Definitivamente os pontos de maior controvérsia na repercussão do Chaves Brasileiro, o elenco e a reconstrução dos personagens foi de fato peculiar. Podemos dividir as atuações em três grupos: as que (re)construíram personagens (o que, vias de fato, se espera de qualquer releitura); as atuações que imitaram a atuação dos artistas do seriado original; e as atuações que sequer existiram. Apenas Lívia Andrade e Felipe Levoto, que interpretaram Dona Florinda e Seu Madruga respectivamente, entram no primeiro grupo. A entrega de Lívia Andrade à personagem é visível, e o que vemos na tela é uma nova Dona Florinda. A naturalidade com que a atriz trata a personagem faz dela a melhor em cena. Os trejeitos, o modo quase coreográfico como mexe as mãos e a cabeça principalmente são muito diferentes da interpretação mais sisuda e robótica de Florinda Meza na versão original. Lívia Andrade dança em cena e faz a carranca de Dona Florinda parecer resultado muito mais de um fator externo (como a convivência com os vizinhos) do que de uma angústia pessoal decorrente de uma classe social indesejada (como acontece na versão original).
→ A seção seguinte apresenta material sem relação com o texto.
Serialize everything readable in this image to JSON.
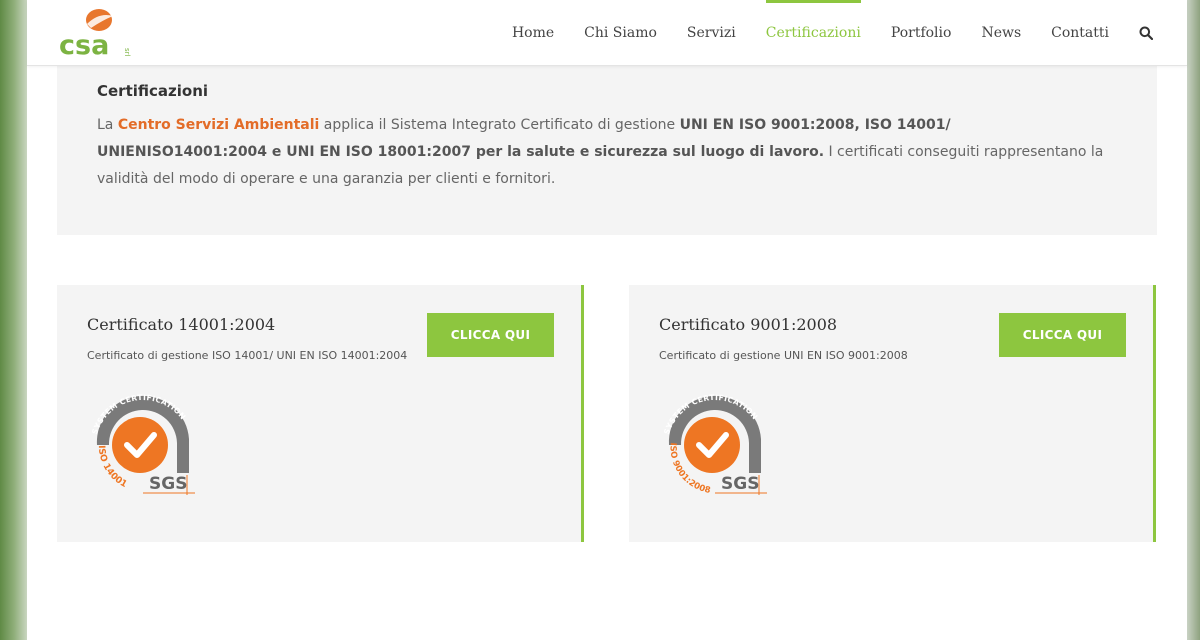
{
  "header": {
    "logo_text": "csa",
    "logo_small": "srl",
    "nav": [
      {
        "label": "Home",
        "active": false
      },
      {
        "label": "Chi Siamo",
        "active": false
      },
      {
        "label": "Servizi",
        "active": false
      },
      {
        "label": "Certificazioni",
        "active": true
      },
      {
        "label": "Portfolio",
        "active": false
      },
      {
        "label": "News",
        "active": false
      },
      {
        "label": "Contatti",
        "active": false
      }
    ],
    "search_icon": "search-icon"
  },
  "intro": {
    "title": "Certificazioni",
    "p_start": "La ",
    "brand": "Centro Servizi Ambientali",
    "p_mid": " applica il Sistema Integrato Certificato di gestione ",
    "strong": "UNI EN ISO 9001:2008, ISO 14001/ UNIENISO14001:2004 e UNI EN ISO 18001:2007 per la salute e sicurezza sul luogo di lavoro.",
    "p_end": " I certificati conseguiti rappresentano la validità del modo di operare e una garanzia per clienti e fornitori."
  },
  "cards": [
    {
      "title": "Certificato 14001:2004",
      "subtitle": "Certificato di gestione ISO 14001/ UNI EN ISO 14001:2004",
      "button": "CLICCA QUI",
      "badge_top": "SYSTEM CERTIFICATION",
      "badge_side": "ISO 14001",
      "badge_brand": "SGS"
    },
    {
      "title": "Certificato 9001:2008",
      "subtitle": "Certificato di gestione UNI EN ISO 9001:2008",
      "button": "CLICCA QUI",
      "badge_top": "SYSTEM CERTIFICATION",
      "badge_side": "ISO 9001:2008",
      "badge_brand": "SGS"
    }
  ],
  "colors": {
    "accent": "#8dc63f",
    "brand_orange": "#e36c28",
    "badge_grey": "#7a7a7a"
  }
}
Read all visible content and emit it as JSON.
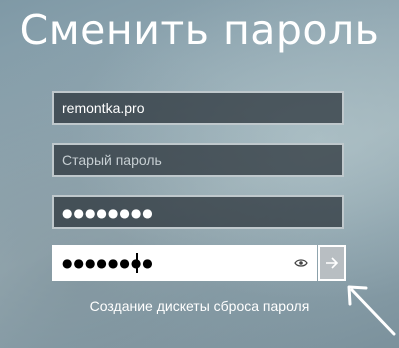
{
  "page": {
    "title": "Сменить пароль"
  },
  "fields": {
    "username": {
      "value": "remontka.pro"
    },
    "old_password": {
      "placeholder": "Старый пароль"
    },
    "new_password": {
      "masked_value": "●●●●●●●●"
    },
    "confirm_password": {
      "masked_value": "●●●●●●●●"
    }
  },
  "icons": {
    "reveal": "eye-icon",
    "submit": "arrow-right-icon",
    "annotation": "annotation-arrow-icon"
  },
  "links": {
    "reset_disk": "Создание дискеты сброса пароля"
  },
  "colors": {
    "text": "#ffffff",
    "field_border": "#bfc8cc",
    "active_field_bg": "#ffffff",
    "submit_bg": "#b8bec2"
  }
}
Felipe Levoto também se destaca. Ele foi o escolhido para dar vida ao personagem mais icônico da série, o Seu Madruga, interpretado na série original pelo comediante Ramón Valdéz. Em todos os especiais do SBT, ele é o personagem central, e a escolha não poderia ter sido melhor. Primeiro porque o personagem Seu Madruga é hoje um dos mais cultuados da série, deixando o próprio personagem-título em segundo plano. As pérolas de Seu Madruga na série original são repetidas como mantras em qualquer lugar: “a vingança nunca é plena, mata a alma e a envenena”; “o trabalho não é ruim, ruim é ter que trabalhar”, e por aí vai. A popularidade de Seu Madruga, portanto, já justificaria sua escolha como protagonista dos especiais.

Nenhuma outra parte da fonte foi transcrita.